The national pundits, while giving a nod to the ‘well-organised’ Régis Le Bris side, seem to week in and week out reserve the individual praise to Granit Xhaka. In a way, this is understandable, as at the start of the season, he was the only ‘known player of real quality’ to be recruited that the London-based press knew all about from his Arsenal days. Most of our other signings came from overseas, and only the likes of Masuaku, Traoré, and Adingra had played in the Premier League before and have yet to impose themselves in the first team. The media didn’t know how good a quality our recruitment was bringing in, and as fans, neither did we.

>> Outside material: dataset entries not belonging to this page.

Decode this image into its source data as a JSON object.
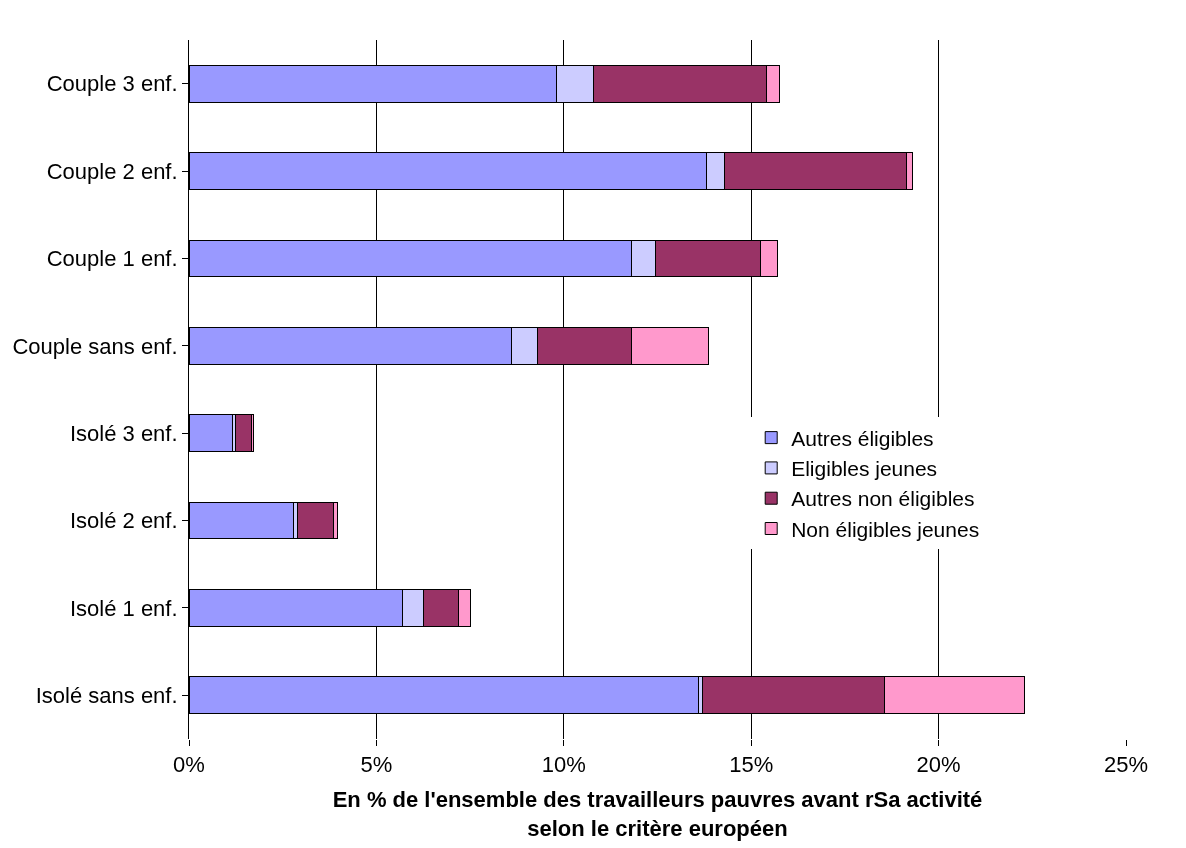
{
  "chart_data": {
    "type": "bar",
    "orientation": "horizontal",
    "stacked": true,
    "categories": [
      "Couple 3 enf.",
      "Couple 2 enf.",
      "Couple 1 enf.",
      "Couple sans enf.",
      "Isolé 3 enf.",
      "Isolé 2 enf.",
      "Isolé 1 enf.",
      "Isolé sans enf."
    ],
    "series": [
      {
        "name": "Autres éligibles",
        "color": "#9999ff",
        "values": [
          9.8,
          13.8,
          11.8,
          8.6,
          1.15,
          2.8,
          5.7,
          13.6
        ]
      },
      {
        "name": "Eligibles jeunes",
        "color": "#ccccff",
        "values": [
          1.0,
          0.5,
          0.65,
          0.7,
          0.08,
          0.1,
          0.55,
          0.1
        ]
      },
      {
        "name": "Autres non éligibles",
        "color": "#993366",
        "values": [
          4.6,
          4.85,
          2.8,
          2.5,
          0.45,
          0.95,
          0.95,
          4.85
        ]
      },
      {
        "name": "Non éligibles jeunes",
        "color": "#ff99cc",
        "values": [
          0.35,
          0.15,
          0.45,
          2.05,
          0.05,
          0.1,
          0.3,
          3.75
        ]
      }
    ],
    "xlim": [
      0,
      25
    ],
    "xticks": [
      {
        "value": 0,
        "label": "0%"
      },
      {
        "value": 5,
        "label": "5%"
      },
      {
        "value": 10,
        "label": "10%"
      },
      {
        "value": 15,
        "label": "15%"
      },
      {
        "value": 20,
        "label": "20%"
      },
      {
        "value": 25,
        "label": "25%"
      }
    ],
    "xlabel": "En % de l'ensemble des travailleurs pauvres avant rSa activité\nselon le critère européen",
    "grid": "x",
    "legend": "right"
  }
}
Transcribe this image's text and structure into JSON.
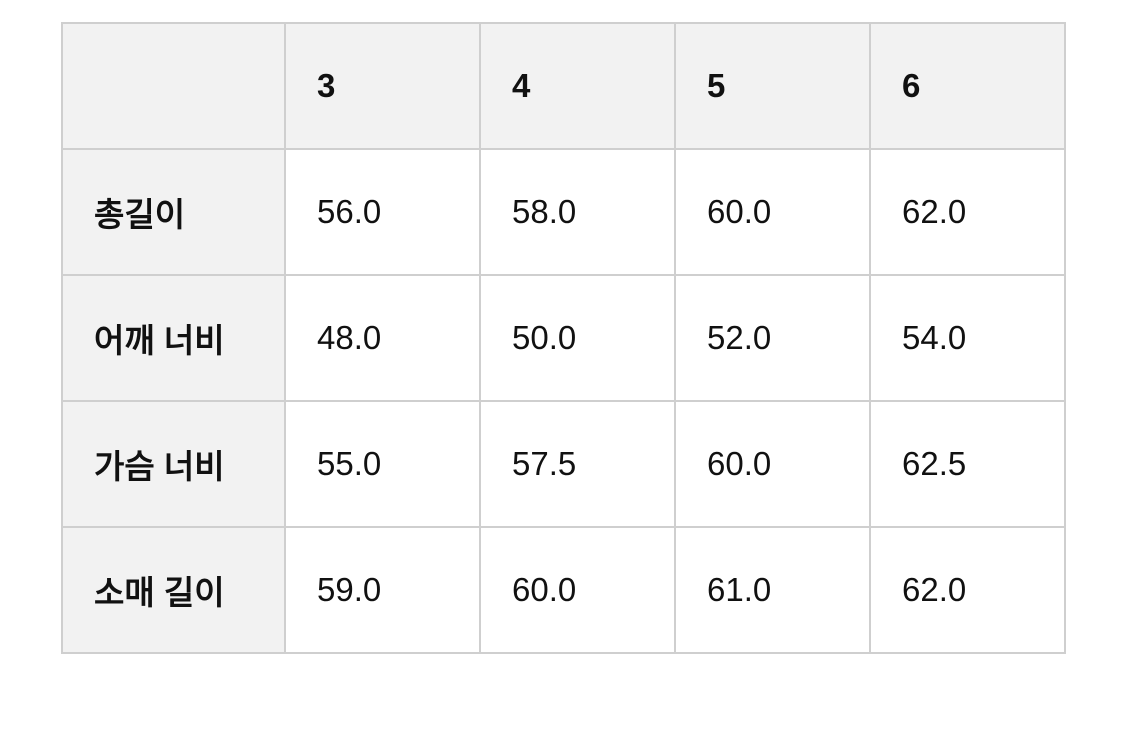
{
  "table": {
    "header": [
      "",
      "3",
      "4",
      "5",
      "6"
    ],
    "rows": [
      {
        "label": "총길이",
        "values": [
          "56.0",
          "58.0",
          "60.0",
          "62.0"
        ]
      },
      {
        "label": "어깨 너비",
        "values": [
          "48.0",
          "50.0",
          "52.0",
          "54.0"
        ]
      },
      {
        "label": "가슴 너비",
        "values": [
          "55.0",
          "57.5",
          "60.0",
          "62.5"
        ]
      },
      {
        "label": "소매 길이",
        "values": [
          "59.0",
          "60.0",
          "61.0",
          "62.0"
        ]
      }
    ]
  },
  "colors": {
    "header_bg": "#f2f2f2",
    "border": "#cfcfcf"
  }
}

Yet for Sunderland fans who watch and follow the team week in and week out, we know that this is no one-man show. Xhaka has been a great signing and has been consistent in high-quality performances since the season began. But since the first ball was kicked against West Ham in August, it is also the likes of Nordi Mukiele, Noah Sadiki, Robin Roefs, Reinildo and Omar Alderete who have put in equally impressive performances every week. Wilson Isidor has been a threat every time he has played, scoring some crucial goals, and when fit, Dan Ballard has looked as good as anyone in our line-up.
Chemsdine Talbi is starting to look like he is ready to come to the party, and then what about Lutsharel Geertruida, who stood in for the injured Alderete at Stamford Bridge? Aside from looking an assured classy presence at the back, the national media have described his long ball for Brobbey at the end as at best ‘a hopeful punt’. But watching it back, he looked up and saw Brobbey’s run before playing the pass. For me, he planted the ball exactly where he wanted it to go.
You don’t go up to second – or now fourth – in the table with a one-man show, and while we may not have known what we had after our recruitment concluded, it’s fair to say that we are now starting to appreciate that we look like we have some real, not just consistent, but quality players in our squad. Allied to the existing team spirit that they have bought into and the organisation of Régis Le Bris’s side, then you can see what has got us there.
It might be the kiss of death, but tougher fixtures or not over the next couple of months, I don’t see us falling off a cliff any time soon.